La inflación en México continuó desacelerándose y durante junio se ubicó en una tasa anual de 3.37 por ciento, su nivel más bajo en los últimos cinco años, de acuerdo con datos del Instituto Nacional de Estadística y Geografía (INEGI).
El indicador sorprendió favorablemente al mercado, ya que diversos analistas anticipaban una inflación cercana al 3.52 por ciento. Con este resultado, la inflación se mantiene dentro del rango objetivo del Banco de México, que es de 3 por ciento, con un margen de un punto porcentual hacia arriba o hacia abajo.
En términos mensuales, el Índice Nacional de Precios al Consumidor registró una disminución de 0.27 por ciento, impulsada principalmente por la baja en los precios de diversos productos agropecuarios y energéticos.
Entre los productos que mostraron reducciones en sus precios destacaron algunas frutas y verduras de temporada, además de combustibles que se han beneficiado de la moderación en los mercados internacionales.
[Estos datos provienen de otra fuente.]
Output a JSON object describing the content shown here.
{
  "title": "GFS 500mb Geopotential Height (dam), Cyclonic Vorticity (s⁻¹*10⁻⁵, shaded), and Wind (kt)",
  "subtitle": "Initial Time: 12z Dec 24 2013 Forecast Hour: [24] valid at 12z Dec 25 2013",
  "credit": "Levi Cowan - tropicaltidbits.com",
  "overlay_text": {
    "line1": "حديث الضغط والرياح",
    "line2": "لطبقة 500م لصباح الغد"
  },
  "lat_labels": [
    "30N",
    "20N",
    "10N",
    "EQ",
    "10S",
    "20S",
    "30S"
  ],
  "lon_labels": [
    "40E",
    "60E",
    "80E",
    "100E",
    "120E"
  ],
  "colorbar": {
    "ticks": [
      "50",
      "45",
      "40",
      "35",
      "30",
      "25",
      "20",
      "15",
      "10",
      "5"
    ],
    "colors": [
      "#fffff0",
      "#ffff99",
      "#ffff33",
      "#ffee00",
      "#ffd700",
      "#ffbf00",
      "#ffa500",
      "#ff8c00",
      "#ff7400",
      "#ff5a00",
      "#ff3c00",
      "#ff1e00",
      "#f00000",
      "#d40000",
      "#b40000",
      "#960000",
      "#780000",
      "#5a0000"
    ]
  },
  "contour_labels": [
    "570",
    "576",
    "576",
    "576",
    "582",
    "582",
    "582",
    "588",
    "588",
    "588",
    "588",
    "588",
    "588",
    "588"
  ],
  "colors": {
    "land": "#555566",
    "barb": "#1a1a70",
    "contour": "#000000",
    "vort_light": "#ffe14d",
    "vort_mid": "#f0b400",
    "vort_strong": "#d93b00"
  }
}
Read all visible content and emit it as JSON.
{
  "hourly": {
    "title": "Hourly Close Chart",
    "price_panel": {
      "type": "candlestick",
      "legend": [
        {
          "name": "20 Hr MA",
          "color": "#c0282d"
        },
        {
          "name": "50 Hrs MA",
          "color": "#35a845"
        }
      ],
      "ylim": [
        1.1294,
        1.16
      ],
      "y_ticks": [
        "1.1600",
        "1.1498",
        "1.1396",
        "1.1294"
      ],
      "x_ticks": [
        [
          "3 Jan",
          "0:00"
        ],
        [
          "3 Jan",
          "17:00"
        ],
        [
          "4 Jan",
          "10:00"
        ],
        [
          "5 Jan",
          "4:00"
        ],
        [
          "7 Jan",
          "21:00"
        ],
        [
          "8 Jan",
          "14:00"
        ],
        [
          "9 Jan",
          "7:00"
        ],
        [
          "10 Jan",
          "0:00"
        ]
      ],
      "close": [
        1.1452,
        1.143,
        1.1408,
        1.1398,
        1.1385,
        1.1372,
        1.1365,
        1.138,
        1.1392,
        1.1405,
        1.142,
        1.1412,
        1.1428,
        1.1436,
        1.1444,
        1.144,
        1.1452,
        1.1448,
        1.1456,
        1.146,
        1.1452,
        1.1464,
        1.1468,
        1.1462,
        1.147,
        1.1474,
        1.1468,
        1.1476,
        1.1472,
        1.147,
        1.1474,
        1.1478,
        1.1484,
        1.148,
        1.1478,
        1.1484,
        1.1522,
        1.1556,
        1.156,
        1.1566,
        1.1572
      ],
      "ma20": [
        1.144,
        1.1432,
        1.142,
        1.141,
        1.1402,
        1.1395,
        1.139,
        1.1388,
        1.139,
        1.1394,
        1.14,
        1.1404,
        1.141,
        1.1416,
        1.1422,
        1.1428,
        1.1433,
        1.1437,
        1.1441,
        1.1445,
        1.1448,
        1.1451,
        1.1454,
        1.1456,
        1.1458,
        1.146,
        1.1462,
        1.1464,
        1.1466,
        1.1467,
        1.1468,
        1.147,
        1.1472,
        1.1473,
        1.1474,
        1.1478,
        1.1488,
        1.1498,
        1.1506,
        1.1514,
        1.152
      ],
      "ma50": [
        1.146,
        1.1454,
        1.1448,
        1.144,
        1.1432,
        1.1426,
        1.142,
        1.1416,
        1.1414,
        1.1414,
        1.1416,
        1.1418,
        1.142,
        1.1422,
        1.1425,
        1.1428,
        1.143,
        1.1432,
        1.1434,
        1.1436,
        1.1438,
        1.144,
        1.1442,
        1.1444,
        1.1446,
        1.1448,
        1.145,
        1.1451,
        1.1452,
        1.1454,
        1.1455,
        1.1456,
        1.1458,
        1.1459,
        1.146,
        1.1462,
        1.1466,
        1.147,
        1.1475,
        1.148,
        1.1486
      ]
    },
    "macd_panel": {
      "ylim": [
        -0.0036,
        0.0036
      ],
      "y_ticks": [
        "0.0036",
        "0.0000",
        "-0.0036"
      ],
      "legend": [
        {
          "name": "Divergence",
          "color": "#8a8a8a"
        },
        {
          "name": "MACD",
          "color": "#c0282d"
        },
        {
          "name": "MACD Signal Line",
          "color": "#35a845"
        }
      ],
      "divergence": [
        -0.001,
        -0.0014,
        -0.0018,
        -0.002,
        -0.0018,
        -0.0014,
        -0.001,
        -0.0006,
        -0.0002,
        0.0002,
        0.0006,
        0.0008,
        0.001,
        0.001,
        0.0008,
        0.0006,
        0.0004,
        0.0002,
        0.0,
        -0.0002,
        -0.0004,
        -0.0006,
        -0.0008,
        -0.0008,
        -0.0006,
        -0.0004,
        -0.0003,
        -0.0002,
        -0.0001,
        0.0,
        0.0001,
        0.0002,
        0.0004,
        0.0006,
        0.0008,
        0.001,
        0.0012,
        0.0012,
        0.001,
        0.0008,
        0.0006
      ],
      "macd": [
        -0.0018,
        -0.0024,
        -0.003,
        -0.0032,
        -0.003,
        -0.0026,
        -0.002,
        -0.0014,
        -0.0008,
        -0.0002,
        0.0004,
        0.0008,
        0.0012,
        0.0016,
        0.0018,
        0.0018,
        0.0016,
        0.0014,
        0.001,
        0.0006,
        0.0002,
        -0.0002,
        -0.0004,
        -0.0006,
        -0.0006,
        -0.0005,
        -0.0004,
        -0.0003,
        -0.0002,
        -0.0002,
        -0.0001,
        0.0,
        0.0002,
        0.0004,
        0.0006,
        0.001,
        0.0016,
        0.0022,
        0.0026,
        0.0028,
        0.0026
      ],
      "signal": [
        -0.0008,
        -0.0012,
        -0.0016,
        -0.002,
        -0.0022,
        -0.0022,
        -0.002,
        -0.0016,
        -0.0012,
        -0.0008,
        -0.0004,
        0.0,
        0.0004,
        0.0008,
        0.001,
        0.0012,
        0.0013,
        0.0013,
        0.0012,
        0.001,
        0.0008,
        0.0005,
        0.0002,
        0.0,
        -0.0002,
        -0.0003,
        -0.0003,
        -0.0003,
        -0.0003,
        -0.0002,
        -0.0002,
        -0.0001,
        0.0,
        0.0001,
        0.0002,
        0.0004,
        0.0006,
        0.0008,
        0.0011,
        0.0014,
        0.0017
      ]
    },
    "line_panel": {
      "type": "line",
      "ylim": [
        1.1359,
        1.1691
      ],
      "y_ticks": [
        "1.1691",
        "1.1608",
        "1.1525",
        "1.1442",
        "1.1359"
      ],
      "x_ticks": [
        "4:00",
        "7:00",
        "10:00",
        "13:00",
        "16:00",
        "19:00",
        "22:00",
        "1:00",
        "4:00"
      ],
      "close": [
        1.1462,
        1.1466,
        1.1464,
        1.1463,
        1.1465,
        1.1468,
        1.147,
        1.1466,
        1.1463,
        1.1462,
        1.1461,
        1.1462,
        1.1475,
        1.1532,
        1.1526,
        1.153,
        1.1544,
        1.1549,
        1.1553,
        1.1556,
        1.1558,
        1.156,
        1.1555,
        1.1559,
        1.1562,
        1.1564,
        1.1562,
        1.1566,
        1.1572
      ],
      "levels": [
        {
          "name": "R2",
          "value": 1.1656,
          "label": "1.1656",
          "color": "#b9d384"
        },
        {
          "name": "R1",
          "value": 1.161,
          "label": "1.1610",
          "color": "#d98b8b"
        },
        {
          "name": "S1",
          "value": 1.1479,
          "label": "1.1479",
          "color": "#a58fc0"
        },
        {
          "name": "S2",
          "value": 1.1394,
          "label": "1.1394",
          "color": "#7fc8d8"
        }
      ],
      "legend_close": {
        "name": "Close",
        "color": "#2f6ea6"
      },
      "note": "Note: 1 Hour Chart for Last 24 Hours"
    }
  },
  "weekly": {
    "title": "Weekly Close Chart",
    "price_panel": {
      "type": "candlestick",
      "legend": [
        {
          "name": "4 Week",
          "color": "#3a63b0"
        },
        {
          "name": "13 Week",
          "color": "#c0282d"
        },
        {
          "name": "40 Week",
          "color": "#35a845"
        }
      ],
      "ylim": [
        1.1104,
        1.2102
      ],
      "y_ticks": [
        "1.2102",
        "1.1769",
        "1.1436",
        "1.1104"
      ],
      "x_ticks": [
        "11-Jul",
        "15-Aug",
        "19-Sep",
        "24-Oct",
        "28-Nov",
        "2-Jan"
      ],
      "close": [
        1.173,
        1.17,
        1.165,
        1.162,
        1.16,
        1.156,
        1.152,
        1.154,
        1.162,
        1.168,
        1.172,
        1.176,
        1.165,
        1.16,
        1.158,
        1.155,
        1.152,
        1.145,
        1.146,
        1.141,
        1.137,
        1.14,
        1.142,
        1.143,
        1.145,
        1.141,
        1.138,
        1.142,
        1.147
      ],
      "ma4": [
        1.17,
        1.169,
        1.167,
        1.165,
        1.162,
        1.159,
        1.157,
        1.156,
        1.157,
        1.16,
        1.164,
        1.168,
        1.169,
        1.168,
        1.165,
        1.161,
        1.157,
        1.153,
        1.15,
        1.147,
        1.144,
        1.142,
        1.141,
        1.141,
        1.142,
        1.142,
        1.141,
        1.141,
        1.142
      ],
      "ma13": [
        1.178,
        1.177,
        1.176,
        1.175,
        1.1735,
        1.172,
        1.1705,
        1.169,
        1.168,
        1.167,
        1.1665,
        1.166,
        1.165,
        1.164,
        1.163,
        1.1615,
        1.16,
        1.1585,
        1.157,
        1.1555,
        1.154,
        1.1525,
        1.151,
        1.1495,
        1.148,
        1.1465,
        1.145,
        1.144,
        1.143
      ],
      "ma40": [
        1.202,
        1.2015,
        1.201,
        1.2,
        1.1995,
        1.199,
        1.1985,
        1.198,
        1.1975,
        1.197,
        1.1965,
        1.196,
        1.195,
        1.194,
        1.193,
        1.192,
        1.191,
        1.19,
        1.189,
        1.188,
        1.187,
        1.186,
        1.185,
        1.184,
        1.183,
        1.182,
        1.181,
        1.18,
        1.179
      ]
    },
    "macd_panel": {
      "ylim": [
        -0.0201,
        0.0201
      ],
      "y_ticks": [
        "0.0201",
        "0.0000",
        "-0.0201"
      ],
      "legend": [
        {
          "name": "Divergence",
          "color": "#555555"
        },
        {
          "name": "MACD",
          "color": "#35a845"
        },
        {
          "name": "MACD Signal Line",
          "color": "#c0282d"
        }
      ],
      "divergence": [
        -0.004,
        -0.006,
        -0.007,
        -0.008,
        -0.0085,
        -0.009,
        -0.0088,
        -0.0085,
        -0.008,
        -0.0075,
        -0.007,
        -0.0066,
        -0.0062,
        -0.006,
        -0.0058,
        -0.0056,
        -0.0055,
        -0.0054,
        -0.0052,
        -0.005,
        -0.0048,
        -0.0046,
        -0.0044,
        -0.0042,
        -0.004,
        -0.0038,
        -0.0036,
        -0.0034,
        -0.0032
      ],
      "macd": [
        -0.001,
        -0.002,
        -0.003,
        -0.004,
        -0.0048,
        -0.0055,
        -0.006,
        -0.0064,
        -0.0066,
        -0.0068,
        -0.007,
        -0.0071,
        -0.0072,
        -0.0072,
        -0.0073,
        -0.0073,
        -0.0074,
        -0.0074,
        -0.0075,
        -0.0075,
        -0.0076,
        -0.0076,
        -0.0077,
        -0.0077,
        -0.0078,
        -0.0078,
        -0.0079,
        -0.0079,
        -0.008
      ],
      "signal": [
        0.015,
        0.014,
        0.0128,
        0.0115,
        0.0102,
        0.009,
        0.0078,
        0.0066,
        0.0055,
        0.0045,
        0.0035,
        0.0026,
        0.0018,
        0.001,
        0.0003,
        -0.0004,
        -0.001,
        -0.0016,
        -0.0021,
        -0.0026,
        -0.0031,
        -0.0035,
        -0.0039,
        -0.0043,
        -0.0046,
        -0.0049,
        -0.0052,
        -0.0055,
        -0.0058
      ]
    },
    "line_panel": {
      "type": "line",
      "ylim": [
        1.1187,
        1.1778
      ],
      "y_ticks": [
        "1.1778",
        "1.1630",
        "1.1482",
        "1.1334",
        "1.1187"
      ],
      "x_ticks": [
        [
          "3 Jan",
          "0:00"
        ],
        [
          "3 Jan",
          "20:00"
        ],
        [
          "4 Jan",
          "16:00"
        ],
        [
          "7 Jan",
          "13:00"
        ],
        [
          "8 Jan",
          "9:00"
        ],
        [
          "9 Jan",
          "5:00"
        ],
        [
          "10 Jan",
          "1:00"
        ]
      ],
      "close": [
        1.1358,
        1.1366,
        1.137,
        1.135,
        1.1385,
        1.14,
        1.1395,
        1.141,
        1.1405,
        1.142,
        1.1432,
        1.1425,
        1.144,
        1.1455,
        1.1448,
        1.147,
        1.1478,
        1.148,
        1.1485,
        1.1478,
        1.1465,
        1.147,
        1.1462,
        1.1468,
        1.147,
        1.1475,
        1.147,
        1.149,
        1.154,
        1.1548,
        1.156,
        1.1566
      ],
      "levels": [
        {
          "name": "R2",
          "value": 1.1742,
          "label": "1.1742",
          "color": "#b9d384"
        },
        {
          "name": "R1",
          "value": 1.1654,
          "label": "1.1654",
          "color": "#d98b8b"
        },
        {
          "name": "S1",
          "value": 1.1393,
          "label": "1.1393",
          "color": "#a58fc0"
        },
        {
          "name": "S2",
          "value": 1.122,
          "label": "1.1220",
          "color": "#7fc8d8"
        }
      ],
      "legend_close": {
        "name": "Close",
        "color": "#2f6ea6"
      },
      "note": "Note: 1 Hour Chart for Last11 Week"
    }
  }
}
Sin embargo, algunos servicios y alimentos procesados continúan presentando presiones al alza.
Por su parte, la inflación subyacente, que elimina de su medición los bienes y servicios con precios más volátiles, se ubicó en 4.03 por ciento anual, lo que indica que todavía persisten algunas presiones inflacionarias en ciertos sectores de la economía.
Especialistas consideran que el dato de junio fortalece las expectativas de estabilidad económica para el segundo semestre del año, aunque advierten que factores externos, como las tensiones geopolíticas y la evolución de los mercados energéticos, podrían generar nuevas presiones sobre los precios.
La moderación de la inflación representa un alivio para los consumidores mexicanos, ya que contribuye a preservar el poder adquisitivo de las familias y brinda un entorno más favorable para el consumo y la inversión.